Uzak geçmişte, kılıç dişli kaplanlar tarihe damgasını vuran bir dayatma sergileyerek Dünya'yı dolaştı. Ancak bir soru hâlâ şüphe uyandırıyor: Bu muhteşem kedinin çıkardığı ses neydi?
Bu gizemi ele alan North Carolina Eyalet Üniversitesi'ndeki araştırmacılar, şu verileri analiz etti: Bu hayvanların seslendirmeleri, ürettikleri seslerin güçlü kükreme mi yoksa mırıltı mı olduğunu belirlemeye çalışıyor düz.
daha fazla gör
Riemann Hipotezi: 1,6 Milyon Dolar Değerindeki Matematiksel Zorluk ve…
BU tüyo yanmış tavanızı KURTARACAK; şimdi kontrol et!
Ancak cevabı bulmak bilim adamlarının hayal ettiği kadar basit değildi. Journal of Morphology'de yayınlanan bir çalışma, kesin bir sonuca varmak amacıyla çeşitli kedi türlerinin seslerini araştırdı.
Araştırmacılar tüm modern kedigillerin iki gruba ayrılabileceğine dikkat çekiyor Başlıcaları: birincisi aslanlar, kaplanlar, panterler gibi kükreyen “büyük kediler”den oluşur ve ons.
İkinci grup ise Kedibobcats, pumalar, ocelotlar gibi mırlayan kedigilleri içerir ve
(Resim: Freepik/Oynatma)
Bu ayrım, akrabalık açısından aslanların kılıç dişli kaplanlardan ziyade evcil kedilere daha yakın olduğu anlamına geliyor. Bu, herhangi bir bilimsel varsayımı karmaşık hale getirir.
"Bu çok önemli çünkü kılıç dişli kaplanların çıkarabileceği sesin türüne ilişkin tartışma, Boğazdaki küçük kemiklerin anatomisi," diye açıkladı North Carolina Eyalet Üniversitesi'nden profesör Adam Hartstone-Rose.
Hartstone-Rose, seslendirmenin kemiklerden ziyade gırtlak ve boğazdaki yumuşak dokular tarafından kontrol edilmesine rağmen geçmişteki anatomistlerin ilginç bir gözlem yaptığını vurguluyor.
Bu dokuları tutan hyoid kemiklerin boyut ve sayı bakımından türler arasında farklılık gösterdiği, mırıldanan kedilerde dokuz kez, kükreyen kedilerde ise yedi kez ortaya çıktığı bulunmuştur.
Derinlemesine analizin ardından araştırmacılar, kılıç dişli kaplanların boğazlarında yalnızca yedi dil kemiği bulunduğunu buldu. Bu, başlangıçta bu hayvanların şüphesiz kükreyen olduğu varsayımına yol açtı.

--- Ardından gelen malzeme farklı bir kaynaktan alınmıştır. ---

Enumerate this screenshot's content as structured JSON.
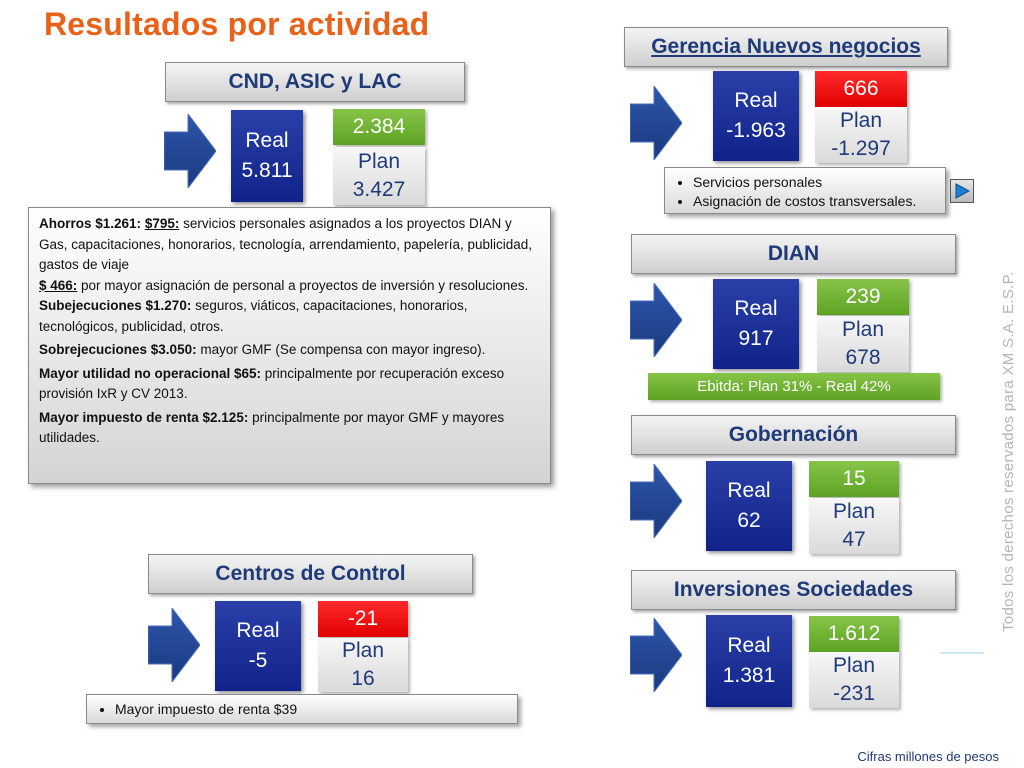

Ancak Hartstone-Rose, daha fazla araştırmacının anatomiyi incelediğini belirtti. modern kedigiller, bu kemiklerin bir rol oynadığına dair daha az somut kanıt bulundu vokal.
Kemikler seslendirmede doğrudan bir rol oynamadığından, kemik sayısı ile üretilen ses arasındaki korelasyon hiçbir zaman gerçek anlamda kurulamadığı için bu teori yetersiz görünüyordu.
Böylece bilim adamları kükreyen kedilerin dört türünün hyoid yapısını incelemeye başladı: aslanlar, kaplanlar, leoparlar ve jaguarlar. Buna ek olarak, mırıldanan beş kedi türünü de analiz ettiler: pumalar, çitalar, karakulaklar, servaller ve ocelotlar.
Bilim adamlarına göre, kükreyen kedilerde bulunmayan dil kemikleri olsaydı Seslendirme için gerçekten çok önemli olan diğer kemikler, ikisi arasında net farklılıklar göstermelidir. gruplar.
Bununla birlikte, bu kemiklerin şekli, ister kükreyen ister mırıldanan kedilere ait olsun, dikkat çekici derecede benzerdir; yalnızca ses aygıtına en yakın kemiklerde hafif farklılıklar vardır.
Sonuç olarak, kılıç dişli kaplan her iki grupla da aynı özellikleri paylaşıyor; bu da şunu gösteriyor: ya kükremeyi ya da mırıltıyı, hatta üçüncü tür bir sesi benimsemiş olabileceğini seslendirme.